The GPS radio occultation (GPSRO) is a limb measurement that is based on Snells law of refraction. The path of a radio signal propagating between a GPS satellite and a receiver on a low earth orbiting (LEO) satellite is bent as a result of refractive index gradients in the atmosphere. The bending angle contains useful information on the atmospheric temperature and humidity.
The technique has good vertical resolution and an all-weather capability. GPSRO provides particularly accurate, sub-Kelvin temperature information in the upper-troposphere and lower-stratosphere. GPSRO measurements are currently available from METOP-A/GRAS, METOP-B/GRAS, COSMIC, GRACE-A, GRACE-B, TERRA SAR-X and Tandem-X.

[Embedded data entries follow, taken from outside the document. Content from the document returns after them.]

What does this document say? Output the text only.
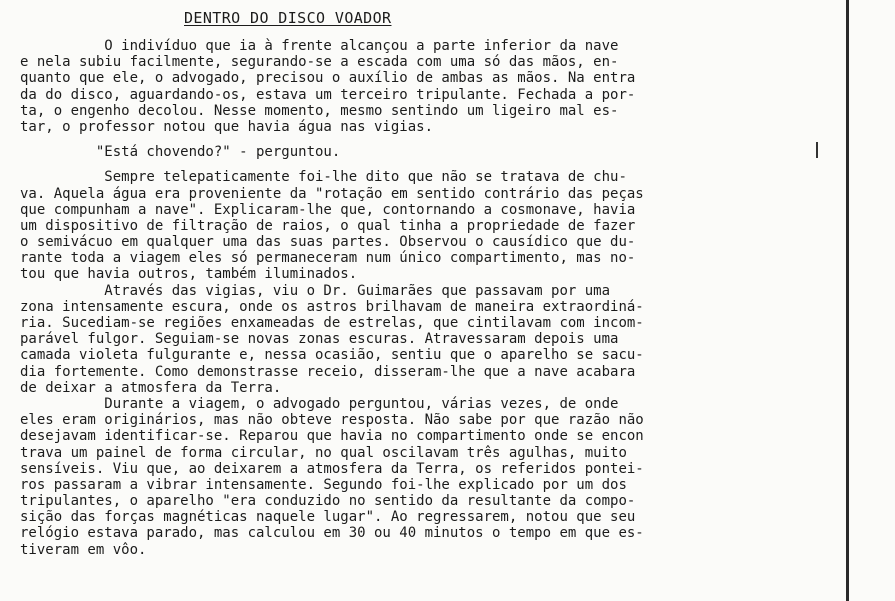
DENTRO DO DISCO VOADOR
O indivíduo que ia à frente alcançou a parte inferior da nave
e nela subiu facilmente, segurando-se a escada com uma só das mãos, en-
quanto que ele, o advogado, precisou o auxílio de ambas as mãos. Na entra
da do disco, aguardando-os, estava um terceiro tripulante. Fechada a por-
ta, o engenho decolou. Nesse momento, mesmo sentindo um ligeiro mal es-
tar, o professor notou que havia água nas vigias.
"Está chovendo?" - perguntou.
Sempre telepaticamente foi-lhe dito que não se tratava de chu-
va. Aquela água era proveniente da "rotação em sentido contrário das peças
que compunham a nave". Explicaram-lhe que, contornando a cosmonave, havia
um dispositivo de filtração de raios, o qual tinha a propriedade de fazer
o semivácuo em qualquer uma das suas partes. Observou o causídico que du-
rante toda a viagem eles só permaneceram num único compartimento, mas no-
tou que havia outros, também iluminados.
Através das vigias, viu o Dr. Guimarães que passavam por uma
zona intensamente escura, onde os astros brilhavam de maneira extraordiná-
ria. Sucediam-se regiões enxameadas de estrelas, que cintilavam com incom-
parável fulgor. Seguiam-se novas zonas escuras. Atravessaram depois uma
camada violeta fulgurante e, nessa ocasião, sentiu que o aparelho se sacu-
dia fortemente. Como demonstrasse receio, disseram-lhe que a nave acabara
de deixar a atmosfera da Terra.
Durante a viagem, o advogado perguntou, várias vezes, de onde
eles eram originários, mas não obteve resposta. Não sabe por que razão não
desejavam identificar-se. Reparou que havia no compartimento onde se encon
trava um painel de forma circular, no qual oscilavam três agulhas, muito
sensíveis. Viu que, ao deixarem a atmosfera da Terra, os referidos pontei-
ros passaram a vibrar intensamente. Segundo foi-lhe explicado por um dos
tripulantes, o aparelho "era conduzido no sentido da resultante da compo-
sição das forças magnéticas naquele lugar". Ao regressarem, notou que seu
relógio estava parado, mas calculou em 30 ou 40 minutos o tempo em que es-
tiveram em vôo.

An observed bending angle is typically of order one degree for a ray path close to the surface. To a first approximation, the magnitude of the ray bending falls exponentially with height above the surface, with the exponential fall-off given approximately by the density scale-height. As a result, the bending angles and the bending angle O-B and O-A departures vary by over two orders of magnitude between the surface and 40-km. Therefore, we normalise the bending angle departures with the assumed observation errors used in the operational assimilation of the data. Hence, the departures statistics shown here are for (O-B)/sigma_o and (O-A)/sigma_o, where sigma_o is observation error.